Thank you both - I appreciate the suggestions.

The >>=!article_id+>>= doesn't seem to work to exclude the URLs without article_id in them.

Listing all the URLs I don't want to match would be a massive task for some of the sites. The majority I've been able to implement Exclude by field with a positive match quite successfully. However, there are a handful that are all over the place, largely navigated by a plethora of GET variables with little unity in their navigation. For these sites, I had been hoping to be able to only keep the things that matched a template for articles, and just ignore everything else. If approaching the problem that way isn't possible - I'll reasses the sites and try to build profiles that nip away at unwanted areas a bit at a time.

Also, I've noticed that the regular expressions that you guys post use notation that I am unfamiliar with. Does the Search Appliance use a particular standard for it's regular expressions, or is it a custom set? If it is custom, do you have any links to documentation on the formatting of the expressions?

Thanks!!

Post by **jason112** » Fri Oct 20, 2006 4:49 pm

The language is 'REX', our own pattern matching language,
which can operate much faster than regexes.

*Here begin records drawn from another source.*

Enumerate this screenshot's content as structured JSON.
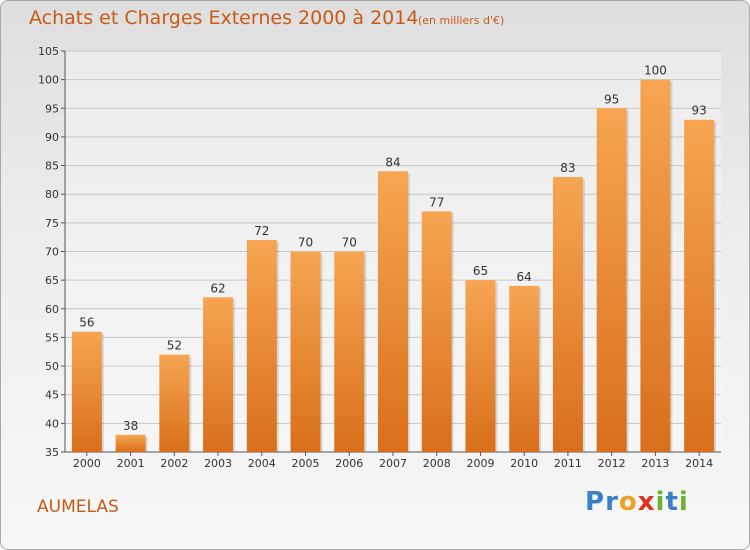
{
  "title": "Achats et Charges Externes 2000 à 2014",
  "subtitle": "(en milliers d'€)",
  "location": "AUMELAS",
  "brand": {
    "letters": [
      "P",
      "r",
      "o",
      "x",
      "i",
      "t",
      "i"
    ],
    "colors": [
      "#3a7fc8",
      "#3a7fc8",
      "#f0a020",
      "#e03020",
      "#70b030",
      "#3a7fc8",
      "#70b030"
    ]
  },
  "colors": {
    "accent": "#c85a14",
    "bar_top": "#f6a552",
    "bar_bottom": "#d96f1a",
    "grid": "#c8c8c8"
  },
  "chart_data": {
    "type": "bar",
    "categories": [
      "2000",
      "2001",
      "2002",
      "2003",
      "2004",
      "2005",
      "2006",
      "2007",
      "2008",
      "2009",
      "2010",
      "2011",
      "2012",
      "2013",
      "2014"
    ],
    "values": [
      56,
      38,
      52,
      62,
      72,
      70,
      70,
      84,
      77,
      65,
      64,
      83,
      95,
      100,
      93
    ],
    "ylim": [
      35,
      105
    ],
    "yticks": [
      35,
      40,
      45,
      50,
      55,
      60,
      65,
      70,
      75,
      80,
      85,
      90,
      95,
      100,
      105
    ],
    "grid": true,
    "xlabel": "",
    "ylabel": ""
  }
}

http://www.thunderstone.com/site/texisman/node215.html

Post by **mark** » Fri Oct 20, 2006 5:33 pm

If the article urls are coded consistently it *may* be possible to write 1 or 2 expressions to accomplish what you need.

josh104 · Post by **josh104** » Mon Oct 23, 2006 5:20 pm

thanks for the link to the REX documentation.

here's an example of the type of site I'm trying to index using a negative regex to only grab content pages and ignore other pages but still walk them:

--baseurl--/mw/search/article_display.jsp?vnu_content_id=1003187186&schema=

--baseurl--/mw/search/more_article_display.jsp?vnu_content_id=1003187186&schema=

--baseurl--/mw/current/article_display.jsp?vnu_content_id=1003222699

--baseurl--/mw/news/recent_display.jsp?vnu_content_id=10033127646

this is an example of what I don't want to keep the pages for:

--baseurl--/mw/directories/toptens/index.jsp

basically, the different categories have different URLs, but all display of content (what I want to index) passes a GET variable of 'vnu_content_id' with a value of a ten digit number.

any thoughts?

Post by **mark** » Tue Oct 24, 2006 2:45 pm

This should match your non-vnu_content_id urls.

>>=http://baseurl/=!\?vnu_content_id*...............?>>=

josh104 · Post by **josh104** » Tue Oct 24, 2006 4:49 pm

hmm....it doesn't seem to be working. It's still keeping the content from non-vnu_content_id pages (set to 'Pages only' setting).

also, I'm not sure I understand the part between 'baseurl/' and 'vnu'. I guess something that has been confusing me with the REX is the use of '='. I understand from the documentation that >> indicated direction, but the explanation for the '=' character isn't clear.

How is this query matching URLs w/o vnu_content_id regardless of what their subdirectories are (i.e. '/mw/search/' vs '/mw/directories/toptens/')?

Thanks!

Post by **mark** » Tue Oct 24, 2006 6:03 pm

= is a repetition operator meaning exactly one of the preceding subexpression. >>= causes the expression to be anchored to the beginning or end of the searched data. ! means not this subexpression. So it's looking for urls that begin "http://baseurl/" (make sure you're using your actual base url, not the string "baseurl"), followed by anything that's not "?vnu_content_id" through the end of the url. The string of dots is a trick to handle the special case of not matching ?vnu_content_id at the end of the string.